The Curmudgeonly Librarian recently did a great post entitled Two Sides, One Coin, in which he talked about blaming the victim. His example was blaming the refused husband for the lack of sex in his marriage. He spun this out of a post on another blog about victims of adultery being blamed for their spouse’s affair. Both his post and the one he links to are great reading, but I want to go a different way with this.
Don’t blame the victim, but don’t give the victim a pass.
With the exception of abuse, I think it’s always good to look at both people when there is a problem. The sin of one spouse doesn’t mean the other is above reproach.

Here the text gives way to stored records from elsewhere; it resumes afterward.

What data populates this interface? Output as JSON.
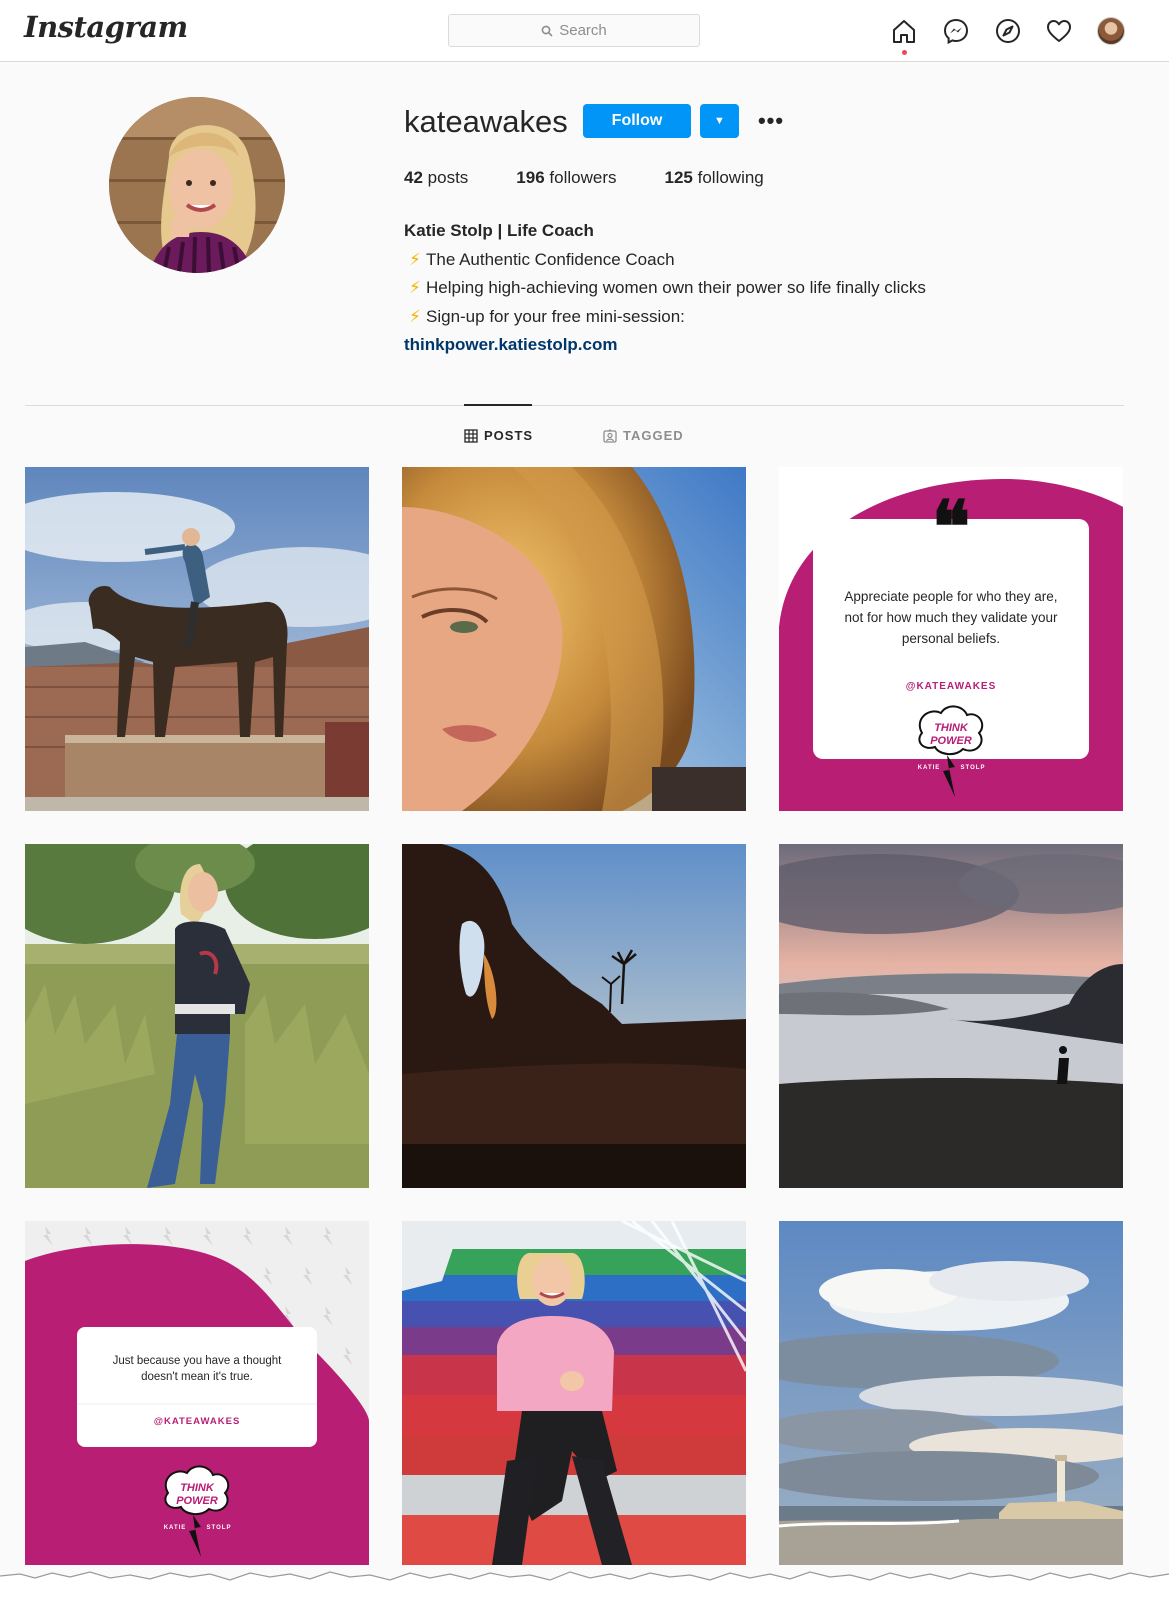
{
  "header": {
    "logo": "Instagram",
    "search_placeholder": "Search"
  },
  "profile": {
    "username": "kateawakes",
    "follow_label": "Follow",
    "stats": {
      "posts_count": "42",
      "posts_label": "posts",
      "followers_count": "196",
      "followers_label": "followers",
      "following_count": "125",
      "following_label": "following"
    },
    "bio": {
      "name": "Katie Stolp | Life Coach",
      "lines": [
        "The Authentic Confidence Coach",
        "Helping high-achieving women own their power so life finally clicks",
        "Sign-up for your free mini-session:"
      ],
      "bolt": "⚡",
      "link": "thinkpower.katiestolp.com"
    }
  },
  "tabs": [
    {
      "label": "POSTS",
      "active": true
    },
    {
      "label": "TAGGED",
      "active": false
    }
  ],
  "posts": {
    "quote1": {
      "text_lines": [
        "Appreciate people for who they are,",
        "not for how much they validate your",
        "personal beliefs."
      ],
      "handle": "@KATEAWAKES",
      "badge_line1": "THINK",
      "badge_line2": "POWER",
      "brand_left": "KATIE",
      "brand_right": "STOLP"
    },
    "quote2": {
      "text_lines": [
        "Just because you have a thought",
        "doesn't mean it's true."
      ],
      "handle": "@KATEAWAKES",
      "badge_line1": "THINK",
      "badge_line2": "POWER",
      "brand_left": "KATIE",
      "brand_right": "STOLP"
    }
  },
  "colors": {
    "accent": "#0095f6",
    "brand_magenta": "#b81e74",
    "link": "#00376b"
  }
}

A man gets so busy with his job and hobbies his wife almost never sees him. In her loneliness, she allows a male friend to get closer than she should. Gradually it goes from talking to flirting, then from flirting to sex. She is wrong, absolutely wrong. She chose to sin, and nothing her husband did excuses her sin. However, he was not giving her the time he should have, which is also wrong. Her sin doesn’t mean his was okay, and he still needs to repent, seek forgiveness, and change.
Over a couple of years, a wife goes from almost always agreeing to sex to almost never saying yes. Biblically this is wrong. But what might her husband be doing that contributes to the problem? Does he ignore her unless he wants sex? Does he shower once a week and never brush his teeth? Is he looking at porn all the time? Is roughly pulling off her clothing his idea of foreplay? Yes, she has a responsibility to care for him sexually, but this doesn’t excuse his unloving and wrong behaviour.
In both examples, it’s impossible for the couple to move to a good marriage if only one spouse deals with their stuff. Any competent counselor is going to go beyond the blatant sin and dig for all the other things that have made the marriage unhealthy. The other things may or may not have contributed to the “big sin”, but they are contributing to the marriage being unhealthy.
Don’t let your husband’s sins, failings, and shortfalls keep you from looking at where you have fallen short in the same area. His “big sin” doesn’t excuse your little sin. This is not about taking the blame for his sin, it’s about dealing with what you’ve done wrong. Fixing all his wrongs won’t make your marriage wonderful, you also need to deal with your wrongs.
~ Paul – I’m XY, and I have more than enough of my own stuff to deal with!